Get time on their calendar, and come prepared to ask questions on their process, not only what they’ve done but how they learned to do it. Then, ask them to give you feedback on a priority problem you’re experiencing and see if they’re open to giving you ongoing guidance as you explore tools yourself. Pretty soon you might find yourself in a small working group of internal innovators that others recognize and come to for help.
As you work to move beyond just simple high level usage of the tools your company is investing in, remember to proactively document your work and quantify the impact of your experiments, whether that’s measuring time saved, or coming up with a set of metrics that you track that can later be attributed to increased performance or even revenue growth.
This is important not only to justify additional investment in time and resources around the tools that’ll make your job easier, but to satisfy the productivity output concerns plaguing many upper managers today, who have the responsibility of reporting these outcomes to their own bosses.
Furthermore, even if your own institution hasn’t yet announced it, many organizations are starting to base employee performance reviews in part on their ability with and usage of AI. Getting ahead of documenting and tracking your work will empower you to advocate for yourself with hard data when the time comes to evaluate your bonus compensation or potential for promotion.
Lastly, remember that acquiring any new skill always starts with frustration, mistakes, and the feeling that you’re behind. Regardless of external pressures, everyone learns at their own pace and everyone must start with developing a strong foundation in their new area of study. Don’t be afraid of the manual work required to get something working even part of the way correctly.
None of the expert operators that are mastering AI were born with that knowledge. They spent hours studying the tools, reading documentation, and playing around with implementations that would refuse to work as intended, until something finally clicked. Even once they have something functional, it still requires manual work and revision to make sure things don’t break.
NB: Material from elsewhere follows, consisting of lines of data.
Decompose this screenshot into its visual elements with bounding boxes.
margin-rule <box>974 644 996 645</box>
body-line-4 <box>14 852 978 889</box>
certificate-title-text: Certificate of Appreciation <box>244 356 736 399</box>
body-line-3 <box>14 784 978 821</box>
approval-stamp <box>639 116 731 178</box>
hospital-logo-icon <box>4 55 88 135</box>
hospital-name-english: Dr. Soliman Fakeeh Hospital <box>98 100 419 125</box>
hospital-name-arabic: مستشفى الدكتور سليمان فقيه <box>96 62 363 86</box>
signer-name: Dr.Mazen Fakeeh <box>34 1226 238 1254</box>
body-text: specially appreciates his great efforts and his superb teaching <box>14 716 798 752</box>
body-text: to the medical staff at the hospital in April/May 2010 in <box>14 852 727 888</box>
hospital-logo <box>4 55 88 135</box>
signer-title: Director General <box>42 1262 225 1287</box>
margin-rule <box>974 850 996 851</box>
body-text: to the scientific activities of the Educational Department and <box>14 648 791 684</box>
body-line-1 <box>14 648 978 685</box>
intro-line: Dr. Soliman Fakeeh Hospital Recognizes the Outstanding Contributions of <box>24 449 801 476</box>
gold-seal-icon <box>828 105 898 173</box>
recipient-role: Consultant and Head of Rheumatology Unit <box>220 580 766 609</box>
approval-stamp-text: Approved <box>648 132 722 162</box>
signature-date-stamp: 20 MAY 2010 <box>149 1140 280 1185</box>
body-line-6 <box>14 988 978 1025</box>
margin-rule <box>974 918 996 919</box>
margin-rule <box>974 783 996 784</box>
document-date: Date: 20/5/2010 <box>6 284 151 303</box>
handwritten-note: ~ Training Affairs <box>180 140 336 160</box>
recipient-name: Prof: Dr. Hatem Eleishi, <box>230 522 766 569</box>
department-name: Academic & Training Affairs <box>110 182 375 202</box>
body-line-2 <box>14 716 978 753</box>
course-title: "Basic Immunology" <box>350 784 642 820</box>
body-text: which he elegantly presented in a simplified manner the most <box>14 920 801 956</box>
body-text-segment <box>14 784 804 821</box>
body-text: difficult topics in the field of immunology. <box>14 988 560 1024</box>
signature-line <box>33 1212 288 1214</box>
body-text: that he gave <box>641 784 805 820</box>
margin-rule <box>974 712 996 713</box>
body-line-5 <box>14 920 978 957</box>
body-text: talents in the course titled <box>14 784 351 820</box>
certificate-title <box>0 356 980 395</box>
If it sounds hard, then remember it is, but the eventual utility, time savings, and skills acquired through this process are worth the effort. Being an early adopter will bring you the benefit of staying ahead of future advancements in technology, and will make you indispensable to leaders and managers that are looking for the expertise that’s being developed realtime by you.
Disclaimer: The authors are affiliated with School16, a resource mentioned in this article.